デザイン案選定のミーティングの席で、依頼元企業の担当者と制作チームが意見を述べ合う際の自由度も増した。AIがつくったデザイン案であれば、「この案は変だ」と指摘しても誰も傷つかず、気をつかって言葉を選ぶ必要もない。

文字で入力された指示からAIが「叩き台」となる多様なデザインを生成(上2段)。それを参考に、人間のデザイナーがより現実的なデザイン案を作っていく。
文字で入力された指示からAIが「叩き台」となる多様なデザインを生成(上2段)。それを参考に、人間のデザイナーがより現実的なデザイン案を作っていく。(画像=プレスリリースより)

AIを使うことで人の創造的なコミュニケーションの活性化が起こる。プラグでは、生成AIをデザイン案の制作に使うことで、選定の際の意見をより率直に述べ合うことができるようになったと感じているという。

自社が蓄積したデータでAIを「調教」

パッケージ・デザインの評価と生成へのAIの活用において、現在のところ国内においてプラグの強力な競合は現れていない。デザインや市場調査を手がける大手企業がいくつもあるなかで、なぜ小さなプラグが、頭ひとつ抜けだすことができているのだろうか。

その理由のひとつは、評価の局面でも、生成の局面でも、人をしのぐ効果や効率をAIによって生み出すためには、時間をかけて人がAIを「調教」する必要があることである。そのため、他企業は可能性を理解しても、すぐにはキャッチアップできない。
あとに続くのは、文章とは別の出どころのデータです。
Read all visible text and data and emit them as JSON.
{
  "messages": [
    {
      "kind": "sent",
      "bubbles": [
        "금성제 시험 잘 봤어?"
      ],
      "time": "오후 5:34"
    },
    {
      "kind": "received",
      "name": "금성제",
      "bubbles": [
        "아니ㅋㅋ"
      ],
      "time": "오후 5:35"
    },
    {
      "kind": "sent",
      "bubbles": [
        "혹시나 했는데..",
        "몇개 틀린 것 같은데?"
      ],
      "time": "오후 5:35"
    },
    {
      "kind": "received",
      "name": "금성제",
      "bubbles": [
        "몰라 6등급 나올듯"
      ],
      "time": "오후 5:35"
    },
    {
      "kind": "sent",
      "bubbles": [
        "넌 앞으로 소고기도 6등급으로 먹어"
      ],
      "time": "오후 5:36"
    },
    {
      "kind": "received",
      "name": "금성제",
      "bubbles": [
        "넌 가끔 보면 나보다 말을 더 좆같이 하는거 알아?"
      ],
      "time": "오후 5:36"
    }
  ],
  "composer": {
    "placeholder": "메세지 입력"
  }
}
パッケージ・デザインの評価AIを例にとれば、アナログの市場調査でつかんだ「パッケージの画像→人による評価」のデータを、ひたすらAIに学ばせながらチューニングしていく必要がある。この作業を繰り返すことでAIによる評価の精度が上がっていくのだが、それには時間と手間がかかる。この調教活動を、プラグは一足早く始めていた。